A Yorkshire village. Campaigners say the rural ideal is threatened by social and economic change.

Referendums ‘will tear villages apart’

Referendums ‘will tear villages apart’

By politics.co.uk staff

Village communities will be torn apart by referendums on local planning decisions, campaigners have said.

The Rural Commission is objecting to plans for the coalition government to allow local votes on new housing schemes in rural areas where many young people struggle to be able to afford their own home.

The scheme would require 90% support among local people, but the Commission, which includes the Local Government Association and the Campaign To Protect Rural England, said it would bring conflict to village communities and become an obstacle to house-building.

Elected parish councils should initiate developments instead, the group said.

The 90% threshold was set high so that the government could defend itself the claim that it was treading roughshod over attempts to preserve local villages.
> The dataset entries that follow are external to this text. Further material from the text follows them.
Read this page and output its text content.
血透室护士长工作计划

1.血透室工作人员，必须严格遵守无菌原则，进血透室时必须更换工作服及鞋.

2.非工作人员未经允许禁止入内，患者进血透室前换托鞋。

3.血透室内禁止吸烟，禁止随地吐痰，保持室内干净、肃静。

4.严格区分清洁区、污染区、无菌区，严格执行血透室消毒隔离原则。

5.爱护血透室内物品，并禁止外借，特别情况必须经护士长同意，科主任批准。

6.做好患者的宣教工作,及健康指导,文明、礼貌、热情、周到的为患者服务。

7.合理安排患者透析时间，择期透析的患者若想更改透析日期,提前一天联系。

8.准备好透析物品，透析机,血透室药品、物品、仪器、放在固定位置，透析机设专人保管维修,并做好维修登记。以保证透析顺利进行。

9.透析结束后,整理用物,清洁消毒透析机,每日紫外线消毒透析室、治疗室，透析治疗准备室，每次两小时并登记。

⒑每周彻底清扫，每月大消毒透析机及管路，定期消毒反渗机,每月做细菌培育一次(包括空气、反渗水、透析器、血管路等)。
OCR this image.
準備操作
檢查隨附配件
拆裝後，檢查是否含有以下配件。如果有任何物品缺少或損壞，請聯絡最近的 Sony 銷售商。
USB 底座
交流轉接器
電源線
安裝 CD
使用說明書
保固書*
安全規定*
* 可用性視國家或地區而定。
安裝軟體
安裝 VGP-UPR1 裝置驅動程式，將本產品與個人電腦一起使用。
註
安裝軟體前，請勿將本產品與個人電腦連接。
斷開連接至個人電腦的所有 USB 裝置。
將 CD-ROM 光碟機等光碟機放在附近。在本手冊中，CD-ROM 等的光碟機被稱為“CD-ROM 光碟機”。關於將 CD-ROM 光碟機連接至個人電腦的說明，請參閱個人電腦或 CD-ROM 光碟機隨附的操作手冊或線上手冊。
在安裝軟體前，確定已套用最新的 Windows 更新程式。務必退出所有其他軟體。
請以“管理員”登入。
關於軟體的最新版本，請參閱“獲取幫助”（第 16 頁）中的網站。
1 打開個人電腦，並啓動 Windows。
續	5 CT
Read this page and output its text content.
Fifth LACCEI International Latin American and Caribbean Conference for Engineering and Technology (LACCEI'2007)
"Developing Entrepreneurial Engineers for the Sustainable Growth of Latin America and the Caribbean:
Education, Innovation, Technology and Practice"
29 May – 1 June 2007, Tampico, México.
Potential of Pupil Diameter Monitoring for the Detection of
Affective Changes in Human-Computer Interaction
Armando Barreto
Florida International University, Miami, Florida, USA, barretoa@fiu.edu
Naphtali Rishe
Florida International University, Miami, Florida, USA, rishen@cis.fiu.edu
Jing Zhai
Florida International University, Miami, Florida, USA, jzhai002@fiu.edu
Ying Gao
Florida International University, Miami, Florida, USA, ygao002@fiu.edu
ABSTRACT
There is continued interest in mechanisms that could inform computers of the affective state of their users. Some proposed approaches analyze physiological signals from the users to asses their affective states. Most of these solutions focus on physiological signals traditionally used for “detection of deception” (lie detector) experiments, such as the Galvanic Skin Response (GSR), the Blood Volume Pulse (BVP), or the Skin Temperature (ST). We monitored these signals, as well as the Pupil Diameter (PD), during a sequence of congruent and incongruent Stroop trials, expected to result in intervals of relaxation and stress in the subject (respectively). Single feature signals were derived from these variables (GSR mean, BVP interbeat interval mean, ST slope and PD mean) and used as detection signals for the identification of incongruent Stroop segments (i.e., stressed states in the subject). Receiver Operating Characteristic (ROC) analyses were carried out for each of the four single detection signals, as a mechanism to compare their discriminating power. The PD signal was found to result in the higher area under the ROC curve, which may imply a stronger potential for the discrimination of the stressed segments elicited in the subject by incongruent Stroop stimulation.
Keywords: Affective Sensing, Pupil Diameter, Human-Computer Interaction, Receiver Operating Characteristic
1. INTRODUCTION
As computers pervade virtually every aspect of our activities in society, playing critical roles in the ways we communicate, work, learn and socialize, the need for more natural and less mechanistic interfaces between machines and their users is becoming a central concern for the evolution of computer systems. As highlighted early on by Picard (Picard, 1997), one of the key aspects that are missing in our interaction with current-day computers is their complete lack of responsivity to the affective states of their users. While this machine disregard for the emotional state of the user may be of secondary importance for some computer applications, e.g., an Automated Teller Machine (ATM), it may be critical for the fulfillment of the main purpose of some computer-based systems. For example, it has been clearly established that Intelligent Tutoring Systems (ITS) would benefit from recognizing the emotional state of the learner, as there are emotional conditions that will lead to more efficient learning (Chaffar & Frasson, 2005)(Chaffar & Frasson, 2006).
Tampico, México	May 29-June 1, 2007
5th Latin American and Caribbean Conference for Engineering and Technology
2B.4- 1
“On its current course, with no change in policy and no commitment to action, much of the countryside is becoming part dormitory, part theme park and part retirement home,” said Lib Dem peer Lord Taylor, who chairs the Rural Coalition.

“For 50 years or more, policy has undervalued the countryside and failed to meet the needs of rural communities.”

Young families are often forced out of the communities where they were born due to high house prices, leading to radically altered characters in local communities outside of Britain’s major cities.

Campaigners want innovative low-cost housing projects to be facilitated and increased funding from Whitehall.